The opening night, in September 2000, brought Sturm Graz to Ibrox, and Rangers announced their intent in spectacular fashion. Under the lights, Advocaat’s side delivered a statement performance, dismantling the Austrians to record their biggest ever win in a Champions League group stage match, a margin that remains unbeaten at the time of writing.
Rangers lined up on the night with Stefan Klos behind a back four of Claudio Reyna, Bert Konterman, Lorenzo Amoruso, and Arthur Numan. An attack-minded midfield and forward line was made up of Barry Ferguson, Giovanni Van Bronckhorst, Jörg Albertz, Allan Johnston, Michael Mols, and recent signing Ronald De Boer.
And that eleven wasted no time in stamping their authority on the contest, taking the lead inside eight minutes. De Boer showed great determination to keep the ball in play and cut it back into the box, where Mols was perfectly placed to side-foot home for 1–0.
It was 2–0 just ten minutes later. Johnstone’s near-post cross was met by de Boer, who stole a march on his marker and finished from close range.
By the half-hour mark, the game was effectively over. Van Bronckhorst teed up Albertz, and the German drilled a low strike beyond the keeper from 15 yards to put Rangers 3-0 up.
The second half saw Advocaat’s men in cruise control, but they still found time to add to the scoring. On 70 minutes, de Boer again provided the spark, slipping a pass to van Bronckhorst who bulleted home in almost identical fashion to the goal he had created for Albertz earlier.
Further gloss was put on the scoreline with five minutes to play. Substitute Billy Dodds latched onto van Bronckhorst’s intelligent through ball and produced a delightful chip from the edge of the area, lifting it over the keeper to round off an exceptional 5-0 victory.
Rangers built on their flying start to the 2000/01 group stage, following up the 5–0 demolition of Sturm Graz with an impressive 1–0 win away to Monaco, sealed by a late van Bronckhorst strike. At that point, qualification looked almost certain. But momentum stalled when just a single point was taken from the double-header against Galatasaray, and worse followed with a dismal 2–0 defeat in Austria to the very side Rangers had destroyed only weeks earlier.

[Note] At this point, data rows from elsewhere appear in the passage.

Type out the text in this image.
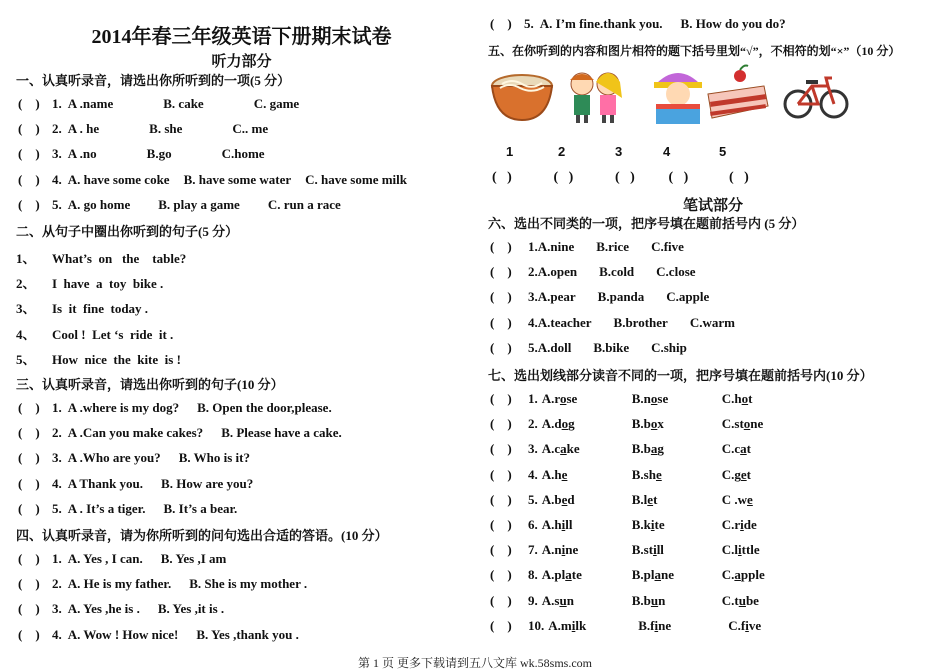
2014年春三年级英语下册期末试卷
听力部分
一、认真听录音，请选出你所听到的一项(5 分）
(    ) 1. A .name	B. cake	C. game
(    ) 2. A . he	B. she	C.. me
(    ) 3. A .no	B.go	C.home
(    ) 4. A. have some coke B. have some water C. have some milk
(    ) 5. A. go home B. play a game C. run a race
二、从句子中圈出你听到的句子(5 分）
1、 What’s  on   the    table?
2、 I  have  a  toy  bike .
3、 Is  it  fine  today .
4、 Cool !  Let ‘s  ride  it .
5、 How  nice  the  kite  is !
三、认真听录音，请选出你听到的句子(10 分）
(    ) 1. A .where is my dog? B. Open the door,please.
(    ) 2. A .Can you make cakes? B. Please have a cake.
(    ) 3. A .Who are you? B. Who is it?
(    ) 4. A Thank you. B. How are you?
(    ) 5. A . It’s a tiger. B. It’s a bear.
四、认真听录音，请为你所听到的问句选出合适的答语。(10 分）
(    ) 1. A. Yes , I can. B. Yes ,I am
(    ) 2. A. He is my father. B. She is my mother .
(    ) 3. A. Yes ,he is . B. Yes ,it is .
(    ) 4. A. Wow ! How nice! B. Yes ,thank you .
(    ) 5. A. I’m fine.thank you. B. How do you do?
五、在你听到的内容和图片相符的题下括号里划“√”，不相符的划“×”（10 分）
1	2	3	4	5
(   )	(   )	(   ) (   )	(   )
笔试部分
六、选出不同类的一项，把序号填在题前括号内 (5 分）
(    ) 1.A.nine B.rice C.five
(    ) 2.A.open B.cold C.close
(    ) 3.A.pear B.panda C.apple
(    ) 4.A.teacher B.brother C.warm
(    ) 5.A.doll B.bike C.ship
七、选出划线部分读音不同的一项，把序号填在题前括号内(10 分）
(    ) 1. A.rose	B.nose	C.hot
(    ) 2. A.dog	B.box	C.stone
(    ) 3. A.cake	B.bag	C.cat
(    ) 4. A.he	B.she	C.get
(    ) 5. A.bed	B.let	C .we
(    ) 6. A.hill	B.kite	C.ride
(    ) 7. A.nine	B.still	C.little
(    ) 8. A.plate	B.plane	C.apple
(    ) 9. A.sun	B.bun	C.tube
(    ) 10. A.milk	B.fine	C.five
第 1 页 更多下载请到五八文库 wk.58sms.com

It all came down to the final group match at Ibrox against Monaco. Victory would see Rangers into the second group phase for the first time, while defeat meant elimination at the same stage for a second successive year. A draw might even have been enough, depending on the results elsewhere. In the end, it wasn’t to be. A late Monaco equaliser snatched a 2–2 draw, while Galatasaray and Sturm Graz also played out a draw in Istanbul, another 2-2, meaning both the Turks and the Austrians progressed. In doing so, dropped into the UEFA Cup, where they faced Kaiserslautern. A strong 1–0 first-leg win at Ibrox put them in a good position to qualify, but the Germans dominated the second leg, winning 3-0 on the night, 3-1 on aggregate to end Rangers’ European journey.
It was a disappointing conclusion to a campaign that had promised so much, but that opening night hammering of Sturm Graz still shines as one of Rangers’ great European performances.
Fast-forward to the present, and the current Rangers squad now prepares to travel to Austria to face the same opponents in the Europa League. Supporters will be hoping history repeats itself, and that another famous victory against Sturm Graz can be claimed to help kickstart the 2025/26 European campaign.